Lodge, W., Zavortink, M., Golenkina, S., Froldi, F., Dark, C., Cheung, S., Parker, B.L., Blazev, R., Bakopoulos, D., Christie, E.L., Wimmer, V.C., Duckworth, B.C., Richardson, H.E., Cheng, L.Y. (2021). Tumor-derived MMPs regulate cachexia in a Drosophila cancer model.  Dev.

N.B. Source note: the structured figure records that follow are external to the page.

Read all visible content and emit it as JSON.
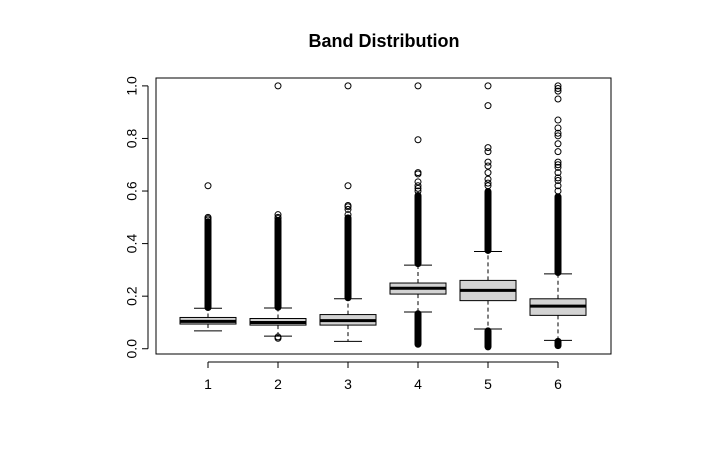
{
  "chart_data": {
    "type": "boxplot",
    "title": "Band Distribution",
    "xlabel": "",
    "ylabel": "",
    "categories": [
      "1",
      "2",
      "3",
      "4",
      "5",
      "6"
    ],
    "ylim": [
      -0.02,
      1.03
    ],
    "y_ticks": [
      "0.0",
      "0.2",
      "0.4",
      "0.6",
      "0.8",
      "1.0"
    ],
    "y_tick_values": [
      0.0,
      0.2,
      0.4,
      0.6,
      0.8,
      1.0
    ],
    "grid": false,
    "box_fill": "#d3d3d3",
    "boxes": [
      {
        "category": "1",
        "whisker_low": 0.068,
        "q1": 0.094,
        "median": 0.104,
        "q3": 0.119,
        "whisker_high": 0.154,
        "outliers_dense": [
          [
            0.155,
            0.485
          ]
        ],
        "outliers": [
          0.49,
          0.495,
          0.5,
          0.62
        ]
      },
      {
        "category": "2",
        "whisker_low": 0.048,
        "q1": 0.09,
        "median": 0.1,
        "q3": 0.115,
        "whisker_high": 0.155,
        "outliers_dense": [
          [
            0.156,
            0.49
          ]
        ],
        "outliers": [
          0.04,
          0.045,
          0.495,
          0.5,
          0.51,
          1.0
        ]
      },
      {
        "category": "3",
        "whisker_low": 0.028,
        "q1": 0.09,
        "median": 0.107,
        "q3": 0.13,
        "whisker_high": 0.19,
        "outliers_dense": [
          [
            0.192,
            0.5
          ]
        ],
        "outliers": [
          0.51,
          0.53,
          0.54,
          0.545,
          0.62,
          1.0
        ]
      },
      {
        "category": "4",
        "whisker_low": 0.14,
        "q1": 0.208,
        "median": 0.23,
        "q3": 0.25,
        "whisker_high": 0.318,
        "outliers_dense": [
          [
            0.015,
            0.135
          ],
          [
            0.322,
            0.585
          ]
        ],
        "outliers": [
          0.6,
          0.61,
          0.62,
          0.635,
          0.665,
          0.67,
          0.795,
          1.0
        ]
      },
      {
        "category": "5",
        "whisker_low": 0.075,
        "q1": 0.183,
        "median": 0.222,
        "q3": 0.26,
        "whisker_high": 0.37,
        "outliers_dense": [
          [
            0.005,
            0.07
          ],
          [
            0.372,
            0.6
          ]
        ],
        "outliers": [
          0.62,
          0.63,
          0.645,
          0.67,
          0.695,
          0.71,
          0.75,
          0.765,
          0.925,
          1.0
        ]
      },
      {
        "category": "6",
        "whisker_low": 0.032,
        "q1": 0.127,
        "median": 0.162,
        "q3": 0.19,
        "whisker_high": 0.285,
        "outliers_dense": [
          [
            0.01,
            0.03
          ],
          [
            0.288,
            0.58
          ]
        ],
        "outliers": [
          0.6,
          0.62,
          0.64,
          0.65,
          0.67,
          0.69,
          0.7,
          0.71,
          0.75,
          0.78,
          0.81,
          0.82,
          0.84,
          0.87,
          0.95,
          0.98,
          0.99,
          1.0
        ]
      }
    ]
  }
}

Cell 56(18): 2664--2680.e6.

FBrf0251375

Research paper

Cachexia, the wasting syndrome commonly observed in advanced cancer patients, accounts for up to one-third of cancer-related mortalities. We have established a Drosophila larval model of organ wasting whereby epithelial overgrowth in eye-antennal discs leads to wasting of the adipose tissue and muscles. The wasting is associated with fat-body remodeling and muscle detachment and is dependent on tumor-secreted matrix metalloproteinase 1 (Mmp1). Mmp1 can both modulate TGFβ signaling in the fat body and disrupt basement membrane (BM)/extracellular matrix (ECM) protein localization in both the fat body and the muscle. Inhibition of TGFβ signaling or Mmps in the fat body/muscle using a QF2-QUAS binary expression system rescues muscle wasting in the presence of tumor. Altogether, our study proposes that tumor-derived Mmps are central mediators of organ wasting in cancer cachexia.